DaramGC opened this issue · 2 comments
DaramGC commented
I am try to run this model with ViedoLQ dataset. But StableVSR occur OOM in raft_large model.
How can I shrink memory usage. Thank you.
Error Message
/home/hjh9902/.conda/envs/stablevsr/lib/python3.8/site-packages/huggingface_hub/file_download.py:1150: FutureWarning: `resume_download` is deprecated and will be removed in version 1.0.0. Downloads always resume when possible. If you want to force a new download, use `force_download=True`.
warnings.warn(
Loading pipeline components...: 100%|██████████| 6/6 [00:26<00:00, 4.34s/it]
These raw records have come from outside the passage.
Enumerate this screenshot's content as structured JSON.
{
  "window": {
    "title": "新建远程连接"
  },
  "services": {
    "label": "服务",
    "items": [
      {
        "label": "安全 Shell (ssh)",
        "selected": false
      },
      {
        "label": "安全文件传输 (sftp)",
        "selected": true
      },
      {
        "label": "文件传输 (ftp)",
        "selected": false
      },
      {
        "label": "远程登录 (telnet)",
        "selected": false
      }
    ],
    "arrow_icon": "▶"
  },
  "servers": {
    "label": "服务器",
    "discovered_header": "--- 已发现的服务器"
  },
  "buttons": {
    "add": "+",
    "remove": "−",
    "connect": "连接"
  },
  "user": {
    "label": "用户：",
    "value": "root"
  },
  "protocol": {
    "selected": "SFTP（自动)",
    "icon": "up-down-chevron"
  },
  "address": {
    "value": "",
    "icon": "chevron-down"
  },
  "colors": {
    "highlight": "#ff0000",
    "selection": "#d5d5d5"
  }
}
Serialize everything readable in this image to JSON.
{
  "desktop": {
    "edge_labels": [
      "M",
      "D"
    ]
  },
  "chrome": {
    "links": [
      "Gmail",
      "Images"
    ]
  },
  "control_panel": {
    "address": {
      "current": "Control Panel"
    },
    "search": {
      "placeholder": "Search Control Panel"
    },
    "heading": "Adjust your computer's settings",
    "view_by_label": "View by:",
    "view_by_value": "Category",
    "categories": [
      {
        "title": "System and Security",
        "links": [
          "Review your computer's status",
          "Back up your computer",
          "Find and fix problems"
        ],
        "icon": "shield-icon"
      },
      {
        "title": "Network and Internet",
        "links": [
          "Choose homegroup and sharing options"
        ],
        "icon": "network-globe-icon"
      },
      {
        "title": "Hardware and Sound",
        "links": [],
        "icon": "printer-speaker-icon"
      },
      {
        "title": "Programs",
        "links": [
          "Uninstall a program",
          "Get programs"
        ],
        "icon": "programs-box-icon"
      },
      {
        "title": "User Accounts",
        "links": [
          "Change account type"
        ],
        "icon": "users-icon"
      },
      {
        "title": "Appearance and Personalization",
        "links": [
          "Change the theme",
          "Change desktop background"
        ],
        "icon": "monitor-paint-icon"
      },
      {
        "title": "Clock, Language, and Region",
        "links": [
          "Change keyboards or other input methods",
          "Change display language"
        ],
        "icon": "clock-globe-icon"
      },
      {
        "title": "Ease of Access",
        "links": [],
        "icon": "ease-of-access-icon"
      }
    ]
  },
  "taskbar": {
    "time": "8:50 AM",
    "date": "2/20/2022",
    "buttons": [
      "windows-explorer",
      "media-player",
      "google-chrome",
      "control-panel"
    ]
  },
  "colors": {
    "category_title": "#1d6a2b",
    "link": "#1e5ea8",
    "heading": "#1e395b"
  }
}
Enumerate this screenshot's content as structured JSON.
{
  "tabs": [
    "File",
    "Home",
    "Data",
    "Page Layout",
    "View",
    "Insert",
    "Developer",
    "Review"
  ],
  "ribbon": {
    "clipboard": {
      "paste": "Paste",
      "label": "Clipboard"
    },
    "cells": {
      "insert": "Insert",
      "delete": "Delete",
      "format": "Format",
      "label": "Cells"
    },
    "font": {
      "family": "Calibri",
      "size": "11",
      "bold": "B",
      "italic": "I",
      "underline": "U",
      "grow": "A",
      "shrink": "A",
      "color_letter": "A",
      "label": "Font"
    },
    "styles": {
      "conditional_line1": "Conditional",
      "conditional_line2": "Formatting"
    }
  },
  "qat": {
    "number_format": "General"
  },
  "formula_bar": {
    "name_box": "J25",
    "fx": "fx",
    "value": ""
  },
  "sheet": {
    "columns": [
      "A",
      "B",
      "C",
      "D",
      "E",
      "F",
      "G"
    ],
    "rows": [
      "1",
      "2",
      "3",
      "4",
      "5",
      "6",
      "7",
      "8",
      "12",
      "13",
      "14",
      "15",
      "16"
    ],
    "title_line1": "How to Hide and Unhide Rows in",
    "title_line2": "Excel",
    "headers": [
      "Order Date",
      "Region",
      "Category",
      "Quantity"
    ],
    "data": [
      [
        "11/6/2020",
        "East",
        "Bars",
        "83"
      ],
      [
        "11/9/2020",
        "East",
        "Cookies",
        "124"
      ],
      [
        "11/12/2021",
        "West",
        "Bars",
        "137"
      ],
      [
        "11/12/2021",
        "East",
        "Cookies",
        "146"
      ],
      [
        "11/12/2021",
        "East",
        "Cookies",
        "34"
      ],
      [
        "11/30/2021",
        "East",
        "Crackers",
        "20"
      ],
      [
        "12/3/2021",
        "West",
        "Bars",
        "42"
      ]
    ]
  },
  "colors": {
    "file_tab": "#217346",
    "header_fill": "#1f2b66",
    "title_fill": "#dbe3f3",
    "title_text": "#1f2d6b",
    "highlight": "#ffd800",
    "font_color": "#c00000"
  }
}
You have disabled the safety checker for <class 'pipeline.stablevsr_pipeline.StableVSRPipeline'> by passing `safety_checker=None`. Ensure that you abide to the conditions of the Stable Diffusion license and do not expose unfiltered results in services or applications open to the public. Both the diffusers team and Hugging Face strongly recommend to keep the safety filter enabled in all public facing circumstances, disabling it only for use-cases that involve analyzing network behavior or auditing its results. For more information, please have a look at https://github.com/huggingface/diffusers/pull/254 .
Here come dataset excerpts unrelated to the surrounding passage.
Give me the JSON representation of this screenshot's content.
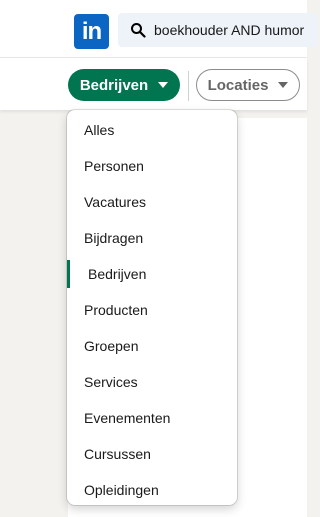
{
  "header": {
    "logo_text": "in",
    "search_icon": "search-icon",
    "search_value": "boekhouder AND humor"
  },
  "filters": {
    "active_label": "Bedrijven",
    "secondary_label": "Locaties",
    "active_color": "#01754f"
  },
  "menu": {
    "items": [
      {
        "label": "Alles"
      },
      {
        "label": "Personen"
      },
      {
        "label": "Vacatures"
      },
      {
        "label": "Bijdragen"
      },
      {
        "label": "Bedrijven",
        "selected": true
      },
      {
        "label": "Producten"
      },
      {
        "label": "Groepen"
      },
      {
        "label": "Services"
      },
      {
        "label": "Evenementen"
      },
      {
        "label": "Cursussen"
      },
      {
        "label": "Opleidingen"
      }
    ]
  }
}
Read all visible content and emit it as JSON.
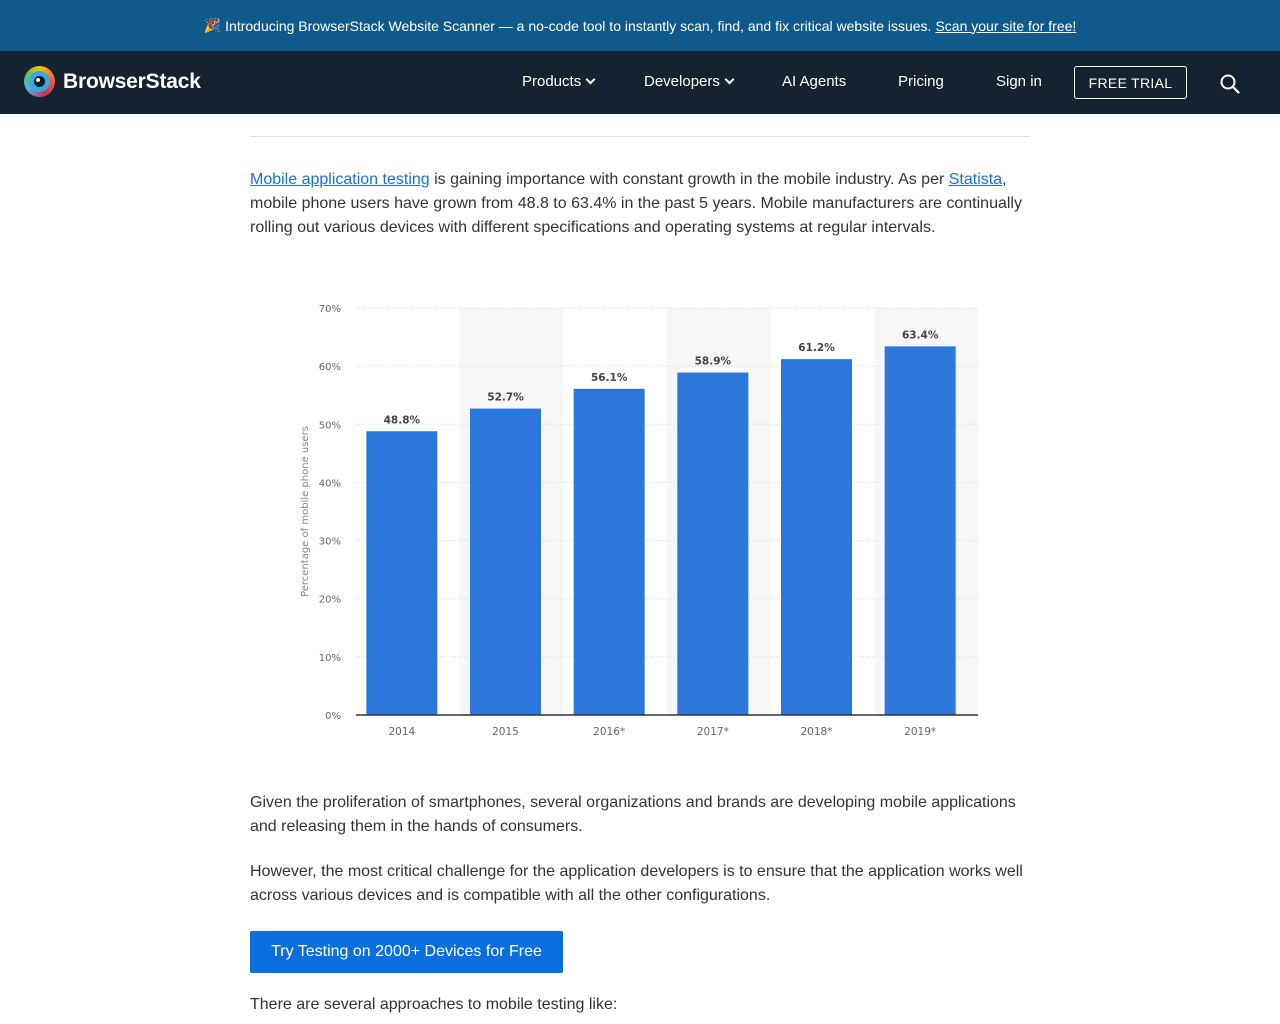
{
  "banner": {
    "emoji": "🎉",
    "text": "Introducing BrowserStack Website Scanner — a no-code tool to instantly scan, find, and fix critical website issues.",
    "link": "Scan your site for free!"
  },
  "nav": {
    "brand": "BrowserStack",
    "items": [
      {
        "label": "Products",
        "dropdown": true
      },
      {
        "label": "Developers",
        "dropdown": true
      },
      {
        "label": "AI Agents",
        "dropdown": false
      },
      {
        "label": "Pricing",
        "dropdown": false
      },
      {
        "label": "Sign in",
        "dropdown": false
      }
    ],
    "trial": "FREE TRIAL",
    "search_icon": "search-icon"
  },
  "article": {
    "intro": {
      "link1": "Mobile application testing",
      "text1": " is gaining importance with constant growth in the mobile industry. As per ",
      "link2": "Statista",
      "text2": ", mobile phone users have grown from 48.8 to 63.4% in the past 5 years. Mobile manufacturers are continually rolling out various devices with different specifications and operating systems at regular intervals."
    },
    "para2": "Given the proliferation of smartphones, several organizations and brands are developing mobile applications and releasing them in the hands of consumers.",
    "para3": "However, the most critical challenge for the application developers is to ensure that the application works well across various devices and is compatible with all the other configurations.",
    "cta": "Try Testing on 2000+ Devices for Free",
    "para4": "There are several approaches to mobile testing like:"
  },
  "chart_data": {
    "type": "bar",
    "categories": [
      "2014",
      "2015",
      "2016*",
      "2017*",
      "2018*",
      "2019*"
    ],
    "values": [
      48.8,
      52.7,
      56.1,
      58.9,
      61.2,
      63.4
    ],
    "value_labels": [
      "48.8%",
      "52.7%",
      "56.1%",
      "58.9%",
      "61.2%",
      "63.4%"
    ],
    "ylabel": "Percentage of mobile phone users",
    "ylim": [
      0,
      70
    ],
    "yticks": [
      "0%",
      "10%",
      "20%",
      "30%",
      "40%",
      "50%",
      "60%",
      "70%"
    ],
    "grid": true,
    "bar_color": "#2b77dc"
  }
}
/home/hjh9902/.conda/envs/stablevsr/lib/python3.8/site-packages/huggingface_hub/file_download.py:1150: FutureWarning: `resume_download` is deprecated and will be removed in version 1.0.0. Downloads always resume when possible. If you want to force a new download, use `force_download=True`.
warnings.warn(
Traceback (most recent call last):
File "test.py", line 64, in <module>
frames = pipeline('', frames, num_inference_steps=args.num_inference_steps, guidance_scale=0, of_model=of_model).images
File "/home/hjh9902/.conda/envs/stablevsr/lib/python3.8/site-packages/torch/utils/_contextlib.py", line 115, in decorate_context
return func(*args, **kwargs)
File "/home/hjh9902/evaluation/models/StableVSR/pipeline/stablevsr_pipeline.py", line 962, in __call__
forward_flows, backward_flows = self.compute_flows(of_model, upscaled_images, rescale_factor=of_rescale_factor)
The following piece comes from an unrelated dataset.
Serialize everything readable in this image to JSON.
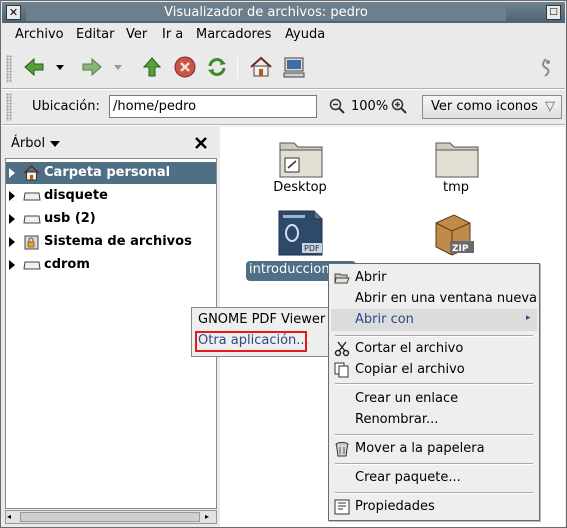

File "/home/hjh9902/evaluation/models/StableVSR/pipeline/stablevsr_pipeline.py", line 712, in compute_flows
bflow = of.get_flow(of_model, prev_image, cur_image, rescale_factor=rescale_factor)
File "/home/hjh9902/evaluation/models/StableVSR/util/flow_utils.py", line 43, in get_flow
flows = of_model(target, source)
File "/home/hjh9902/.conda/envs/stablevsr/lib/python3.8/site-packages/torch/nn/modules/module.py", line 1501, in _call_impl
return forward_call(*args, **kwargs)
File "/home/hjh9902/.conda/envs/stablevsr/lib/python3.8/site-packages/torchvision/models/optical_flow/raft.py", line 484, in forward
self.corr_block.build_pyramid(fmap1, fmap2)
File "/home/hjh9902/.conda/envs/stablevsr/lib/python3.8/site-packages/torchvision/models/optical_flow/raft.py", line 372, in build_pyramid
corr_volume = self._compute_corr_volume(fmap1, fmap2)
File "/home/hjh9902/.conda/envs/stablevsr/lib/python3.8/site-packages/torchvision/models/optical_flow/raft.py", line 416, in _compute_corr_volume
corr = torch.matmul(fmap1.transpose(1, 2), fmap2)
torch.cuda.OutOfMemoryError: CUDA out of memory. Tried to allocate 21.97 GiB (GPU 0; 79.19 GiB total capacity; 39.70 GiB already allocated; 21.95 GiB free; 55.73 GiB reserved in total by PyTorch) If reserved memory is >> allocated memory try setting max_split_size_mb to avoid fragmentation. See documentation for Memory Management and PYTORCH_CUDA_ALLOC_CONF
claudiom4sir commented
Hi, I also experienced this issue with raft large when upscaling bigger frames. You can try with
raft_small
instead of raft_large.
See the documentation here. Even if the large version was used during training, it shouldn't change much.
DaramGC commented
Thx!